JPMorgan Chase’s decision to add crypto funds surprised many, given the skepticism of its CEO, Jamie Dimon. However, Dimon acknowledged that clients should have access to buy or sell bitcoin, even if the bank cannot custody it. Similarly, Julius Baer in Switzerland has allowed Swiss clients access to crypto transactions and custody services, partnering with SEBA Bank to offer select cryptocurrencies.
The Future of Crypto in Wealth Management
As the crypto market continues to evolve, the role of wealth managers will remain crucial in guiding clients through this complex terrain. The history of financial services suggests that what the wealthy do today shapes the options available to others in the future. As clients push for safe routes into new markets like crypto, the industry must adapt to meet these demands.
The Risks and Rewards of Crypto Investment
Despite the potential rewards, the risks associated with crypto investments cannot be overlooked. The volatility of the market, coupled with the challenges of storing digital assets securely, poses significant hurdles. Incidents like the 2014 Mt Gox hack have left lasting scars on the industry, raising concerns about the security of crypto wallets and the loss of cryptographic keys.
In the UK, the FCA’s restrictive approach has influenced many wealth managers’ attitudes, making it difficult for advisers to recommend crypto without facing regulatory scrutiny. However, there is a growing belief that regulations may eventually be liberalized, mirroring the trends seen in the US and other regions.

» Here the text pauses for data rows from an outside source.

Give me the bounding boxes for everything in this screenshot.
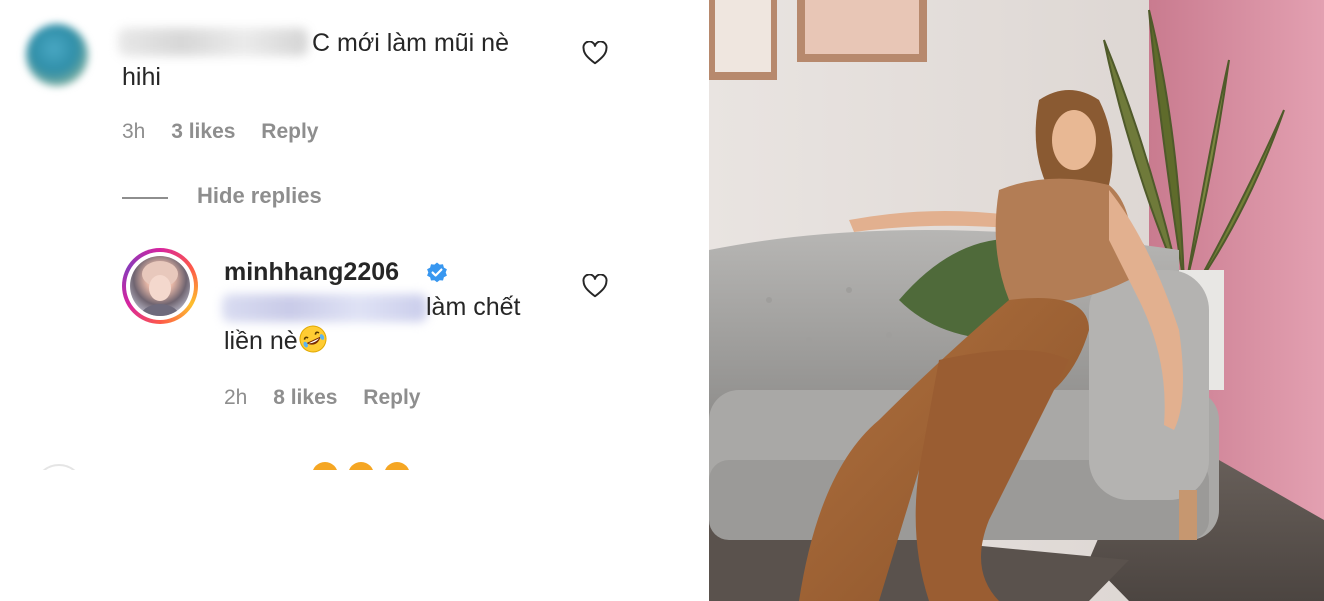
like-heart-icon[interactable]	[582, 274, 608, 298]
reply-likes[interactable]: 8 likes	[273, 386, 337, 409]
reply-text: làm chết liền nè	[224, 290, 564, 358]
avatar	[130, 256, 190, 316]
comment-text-line1: C mới làm mũi nè	[312, 29, 509, 57]
verified-badge-icon	[427, 262, 447, 283]
reply-meta: 2h 8 likes Reply	[224, 386, 440, 410]
hide-replies-line	[122, 197, 168, 199]
reply-button[interactable]: Reply	[363, 386, 420, 409]
next-comment-emojis	[312, 462, 422, 470]
story-ring-avatar[interactable]	[122, 248, 198, 324]
rolling-laughing-emoji-icon	[299, 325, 327, 353]
comments-panel: C mới làm mũi nè hihi 3h 3 likes Reply Hi…	[0, 0, 709, 601]
comment-time: 3h	[122, 120, 146, 143]
avatar-face-icon	[140, 261, 180, 316]
comment-text: C mới làm mũi nè hihi	[122, 26, 552, 94]
reply-button[interactable]: Reply	[261, 120, 318, 143]
reply-text-line1: làm chết	[426, 293, 521, 321]
comment-likes[interactable]: 3 likes	[171, 120, 235, 143]
comment-meta: 3h 3 likes Reply	[122, 120, 338, 144]
hide-replies-button[interactable]: Hide replies	[197, 183, 322, 209]
next-comment-avatar	[34, 464, 84, 470]
photo-woman-on-sofa	[709, 0, 1324, 601]
post-photo	[709, 0, 1324, 601]
like-heart-icon[interactable]	[582, 41, 608, 65]
comment-text-line2: hihi	[122, 63, 161, 91]
reply-username[interactable]: minhhang2206	[224, 258, 399, 287]
commenter-avatar[interactable]	[26, 24, 88, 86]
reply-text-line2: liền nè	[224, 327, 298, 355]
reply-time: 2h	[224, 386, 248, 409]
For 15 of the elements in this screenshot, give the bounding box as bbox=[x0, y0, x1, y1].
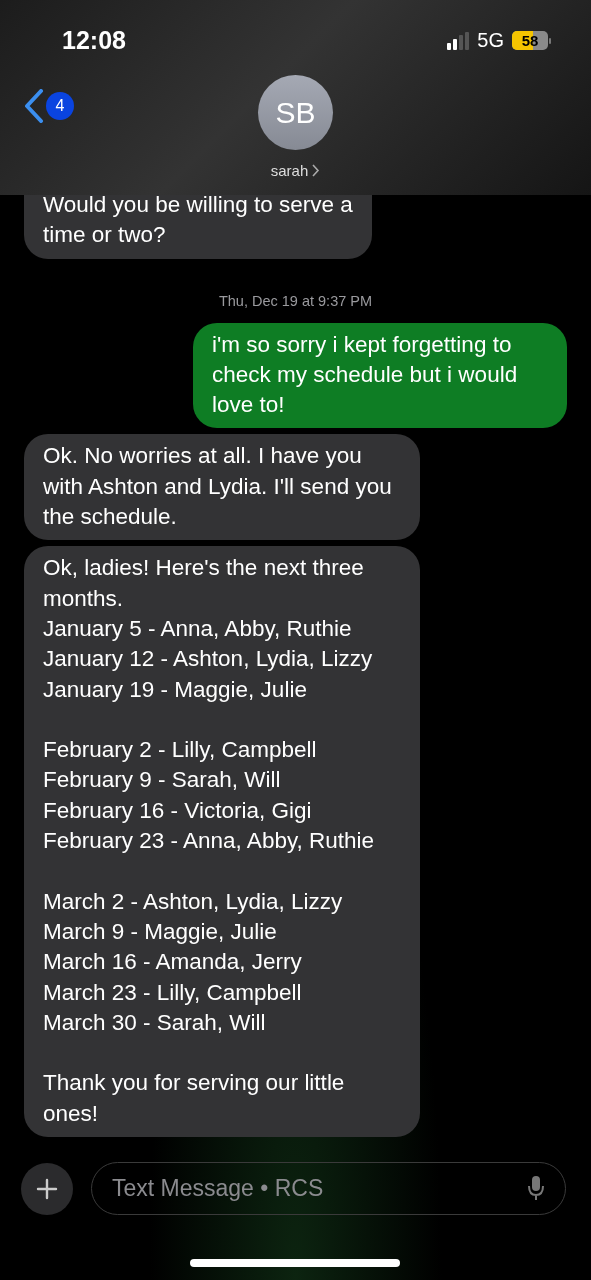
message-bubble: i'm so sorry i kept forgetting to check my schedule but i would love to! bbox=[193, 322, 567, 429]
back-chevron-icon[interactable] bbox=[24, 89, 44, 123]
contact-name[interactable]: sarah bbox=[270, 162, 321, 179]
timestamp: Thu, Dec 19 at 9:37 PM bbox=[217, 292, 374, 309]
message-bubble: Ok, ladies! Here's the next three months. January 5 - Anna, Abby, Ruthie January 12 - Ashton, Lydia, Lizzy January 19 - Maggie, Julie February 2 - Lilly, Campbell February 9 - Sarah, Will February 16 - Victoria, Gigi February 23 - Anna, Abby, Ruthie March 2 - Ashton, Lydia, Lizzy March 9 - Maggie, Julie March 16 - Amanda, Jerry March 23 - Lilly, Campbell March 30 - Sarah, Will Thank you for serving our little ones! bbox=[24, 546, 420, 1137]
microphone-icon[interactable] bbox=[528, 1175, 544, 1201]
add-button[interactable] bbox=[21, 1162, 73, 1215]
message-input[interactable]: Text Message • RCS bbox=[91, 1162, 566, 1215]
network-label: 5G bbox=[477, 29, 504, 52]
plus-icon[interactable] bbox=[36, 1177, 58, 1200]
message-bubble: Ok. No worries at all. I have you with Ashton and Lydia. I'll send you the schedule. bbox=[24, 434, 420, 541]
clock: 12:08 bbox=[62, 26, 126, 55]
back-button[interactable]: 4 bbox=[24, 89, 74, 123]
signal-icon bbox=[447, 31, 470, 50]
chevron-icon bbox=[312, 164, 321, 177]
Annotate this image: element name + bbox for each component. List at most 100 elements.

The rise of crypto investing among the wealthy marks a significant shift in the financial landscape. As traditional wealth management practices adapt to the challenges and opportunities presented by digital assets, the role of advisers becomes increasingly vital. The journey of the Smorgon family office and the emergence of new players like ZeroCap illustrate the dynamic nature of this evolving market. While the path forward is fraught with uncertainties, the potential for growth and innovation in the crypto space continues to attract the attention of the affluent, reshaping the future of wealth management.